Kuwait strike halves daily oil production


Kuwait's daily oil production fell to 1.5 million barrels on Tuesday as an ongoing strike by Kuwaiti oil workers entered its third day, a Kuwaiti official said. Before the strike began on Sunday, Kuwait had been producing roughly 3 million barrels of oil per day.At a press conference, Sheikh Talal al-Khaled Al Sabah, a spokesman for the government-run petroleum sector, insisted that crude oil production had returned to normal levels in northern Kuwait, citing an emergency plan aimed at reducing strike-induced losses. On Sunday, oil workers in Kuwait began an open-ended strike to protest proposed government cutbacks as the Gulf country struggles with a prolonged slump in oil prices. Thousands of workers gathered at the start of the local work-week in the town of Ahmadi, where the state-run Kuwait Oil Company has its headquarters, according to Dubai-based daily Gulf News.
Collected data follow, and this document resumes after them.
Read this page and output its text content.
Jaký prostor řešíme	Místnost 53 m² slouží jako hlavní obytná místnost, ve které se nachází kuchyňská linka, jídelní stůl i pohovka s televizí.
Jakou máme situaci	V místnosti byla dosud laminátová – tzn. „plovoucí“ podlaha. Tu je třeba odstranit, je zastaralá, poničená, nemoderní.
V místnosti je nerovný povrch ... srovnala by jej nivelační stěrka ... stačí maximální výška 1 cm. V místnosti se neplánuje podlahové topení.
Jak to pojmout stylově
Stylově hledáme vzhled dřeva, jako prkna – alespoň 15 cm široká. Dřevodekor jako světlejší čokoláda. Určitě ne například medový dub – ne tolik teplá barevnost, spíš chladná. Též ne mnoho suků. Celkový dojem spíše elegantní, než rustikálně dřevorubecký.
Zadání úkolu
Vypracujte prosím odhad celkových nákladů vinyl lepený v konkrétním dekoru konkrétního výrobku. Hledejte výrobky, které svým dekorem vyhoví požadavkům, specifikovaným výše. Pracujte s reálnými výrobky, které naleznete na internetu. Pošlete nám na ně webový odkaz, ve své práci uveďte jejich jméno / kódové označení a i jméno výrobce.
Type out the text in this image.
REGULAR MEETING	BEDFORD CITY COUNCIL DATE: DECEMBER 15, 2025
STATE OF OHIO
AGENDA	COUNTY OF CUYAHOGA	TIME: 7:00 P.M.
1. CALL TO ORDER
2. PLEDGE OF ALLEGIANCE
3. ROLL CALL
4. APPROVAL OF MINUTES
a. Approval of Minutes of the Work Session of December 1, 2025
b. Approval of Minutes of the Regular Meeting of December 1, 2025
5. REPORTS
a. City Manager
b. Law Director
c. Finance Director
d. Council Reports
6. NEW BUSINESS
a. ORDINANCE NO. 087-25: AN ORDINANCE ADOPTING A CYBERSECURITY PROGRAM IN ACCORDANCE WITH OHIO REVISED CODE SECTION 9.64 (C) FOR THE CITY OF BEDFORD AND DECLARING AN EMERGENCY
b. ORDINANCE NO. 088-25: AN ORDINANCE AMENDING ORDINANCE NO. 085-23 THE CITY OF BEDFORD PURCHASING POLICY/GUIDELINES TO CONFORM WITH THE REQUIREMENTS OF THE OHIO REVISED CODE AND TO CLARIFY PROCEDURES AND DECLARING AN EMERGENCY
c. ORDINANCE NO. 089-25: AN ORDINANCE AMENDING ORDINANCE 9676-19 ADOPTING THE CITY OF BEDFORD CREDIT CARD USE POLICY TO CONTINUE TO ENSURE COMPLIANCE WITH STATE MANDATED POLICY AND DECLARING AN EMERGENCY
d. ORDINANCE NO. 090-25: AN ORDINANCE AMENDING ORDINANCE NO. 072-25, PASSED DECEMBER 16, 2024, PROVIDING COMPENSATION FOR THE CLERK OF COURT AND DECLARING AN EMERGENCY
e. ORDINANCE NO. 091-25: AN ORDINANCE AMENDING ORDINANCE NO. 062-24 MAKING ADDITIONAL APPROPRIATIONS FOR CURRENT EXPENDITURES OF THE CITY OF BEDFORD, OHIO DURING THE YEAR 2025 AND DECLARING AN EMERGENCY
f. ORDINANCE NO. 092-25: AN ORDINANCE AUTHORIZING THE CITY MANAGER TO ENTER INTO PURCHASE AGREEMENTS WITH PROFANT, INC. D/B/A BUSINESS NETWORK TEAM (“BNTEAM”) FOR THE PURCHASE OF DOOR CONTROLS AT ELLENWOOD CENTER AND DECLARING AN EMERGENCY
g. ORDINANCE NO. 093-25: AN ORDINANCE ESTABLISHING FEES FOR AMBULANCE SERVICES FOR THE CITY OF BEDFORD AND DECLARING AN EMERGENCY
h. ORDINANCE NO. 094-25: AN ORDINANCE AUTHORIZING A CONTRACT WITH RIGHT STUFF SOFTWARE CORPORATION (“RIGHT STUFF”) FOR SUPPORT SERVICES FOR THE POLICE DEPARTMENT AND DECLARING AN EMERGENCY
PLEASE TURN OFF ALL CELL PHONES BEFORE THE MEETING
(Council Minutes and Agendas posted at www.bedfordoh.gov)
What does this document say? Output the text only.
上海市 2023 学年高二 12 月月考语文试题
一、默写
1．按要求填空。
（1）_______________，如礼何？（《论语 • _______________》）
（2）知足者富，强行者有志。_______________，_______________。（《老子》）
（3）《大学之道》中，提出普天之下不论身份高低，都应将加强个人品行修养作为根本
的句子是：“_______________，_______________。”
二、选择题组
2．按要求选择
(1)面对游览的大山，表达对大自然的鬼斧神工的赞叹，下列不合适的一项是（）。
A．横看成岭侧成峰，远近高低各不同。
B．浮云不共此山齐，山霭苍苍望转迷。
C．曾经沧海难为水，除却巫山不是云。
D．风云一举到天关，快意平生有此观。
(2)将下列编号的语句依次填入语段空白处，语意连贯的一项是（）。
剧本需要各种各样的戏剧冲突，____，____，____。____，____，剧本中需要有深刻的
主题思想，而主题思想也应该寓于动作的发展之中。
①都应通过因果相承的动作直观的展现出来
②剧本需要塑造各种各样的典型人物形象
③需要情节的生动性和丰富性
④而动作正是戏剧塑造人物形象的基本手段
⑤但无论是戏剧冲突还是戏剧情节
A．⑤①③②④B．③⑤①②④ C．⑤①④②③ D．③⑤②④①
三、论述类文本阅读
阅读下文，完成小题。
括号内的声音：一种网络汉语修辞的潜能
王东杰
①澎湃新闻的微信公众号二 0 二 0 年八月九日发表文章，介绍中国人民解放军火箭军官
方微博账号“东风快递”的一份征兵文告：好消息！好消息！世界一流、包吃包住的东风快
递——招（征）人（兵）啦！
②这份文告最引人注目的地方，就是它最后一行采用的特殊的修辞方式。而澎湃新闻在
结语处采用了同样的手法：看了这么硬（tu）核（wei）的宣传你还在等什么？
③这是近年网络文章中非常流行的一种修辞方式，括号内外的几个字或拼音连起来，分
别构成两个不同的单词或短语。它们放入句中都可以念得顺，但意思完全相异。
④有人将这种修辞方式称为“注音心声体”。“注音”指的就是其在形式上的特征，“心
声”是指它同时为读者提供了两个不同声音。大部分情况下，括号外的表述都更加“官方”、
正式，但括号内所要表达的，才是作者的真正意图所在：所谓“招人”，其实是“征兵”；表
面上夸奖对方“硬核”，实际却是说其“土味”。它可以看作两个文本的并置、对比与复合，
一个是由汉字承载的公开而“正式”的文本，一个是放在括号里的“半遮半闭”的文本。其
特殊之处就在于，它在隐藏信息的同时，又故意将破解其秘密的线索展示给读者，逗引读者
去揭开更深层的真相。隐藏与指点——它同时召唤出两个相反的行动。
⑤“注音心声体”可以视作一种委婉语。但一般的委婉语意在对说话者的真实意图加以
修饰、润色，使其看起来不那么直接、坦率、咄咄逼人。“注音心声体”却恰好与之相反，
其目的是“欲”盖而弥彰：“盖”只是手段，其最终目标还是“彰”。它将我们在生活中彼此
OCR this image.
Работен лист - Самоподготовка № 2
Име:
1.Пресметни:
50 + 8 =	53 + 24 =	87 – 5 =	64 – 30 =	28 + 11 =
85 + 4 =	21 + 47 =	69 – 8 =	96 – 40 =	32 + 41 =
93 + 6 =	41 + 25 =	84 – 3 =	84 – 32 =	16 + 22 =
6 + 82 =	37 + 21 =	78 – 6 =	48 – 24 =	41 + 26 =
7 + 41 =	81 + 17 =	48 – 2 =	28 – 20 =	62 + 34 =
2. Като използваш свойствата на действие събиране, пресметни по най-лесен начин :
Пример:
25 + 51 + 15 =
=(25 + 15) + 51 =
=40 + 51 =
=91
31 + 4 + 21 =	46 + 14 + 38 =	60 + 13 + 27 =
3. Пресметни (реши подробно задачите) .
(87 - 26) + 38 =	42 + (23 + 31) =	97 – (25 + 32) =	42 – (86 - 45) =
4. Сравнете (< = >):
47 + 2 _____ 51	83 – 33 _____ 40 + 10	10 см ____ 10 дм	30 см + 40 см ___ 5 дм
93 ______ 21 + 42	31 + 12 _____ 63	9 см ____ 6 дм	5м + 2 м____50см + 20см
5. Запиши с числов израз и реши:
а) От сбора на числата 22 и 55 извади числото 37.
The Kuwaiti government has introduced a new payroll scheme for all public employees and wants to include the country's roughly 20,000 oil workers - which would mean an automatic cut in wages and incentives.Kuwait's oil workers union has rejected the plan, however, and called for exempting the country's sprawling energy industry from the payroll scheme. Within the first few hours of the strike, Farhan al-Ajami, head of Kuwait's Union of Chemicals, said the labor action had been "more successful than expected," adding that the number of strikers was steadily increasing. As OPEC's fourth-largest oil producer, Kuwait currently manufactures 3 million barrels per day.On Saturday, Wafaa al-Zaabi, CEO of the Kuwait Petroleum Corporation (KPC), warned that the strike could cost the national oil sector as much as $48 million in daily losses. She said the KPC had contacted the Egyptian General Authority for Petroleum and the Indian Oil Corporation with a view "to providing Kuwait with the necessary technical labor to operate the oil installations during the strike." She did not, however, elaborate as to the number of foreign workers who might be temporarily employed. For his part, Saif al-Qahtani, head of Kuwait's Federation of Petroleum Workers, which called the strike, said some workers were continuing to work "to supply electricity and water production plants with needed energy." Arab Gulf monarchies, which rely heavily on oil production, have been hard hit by the recent slump in global oil prices.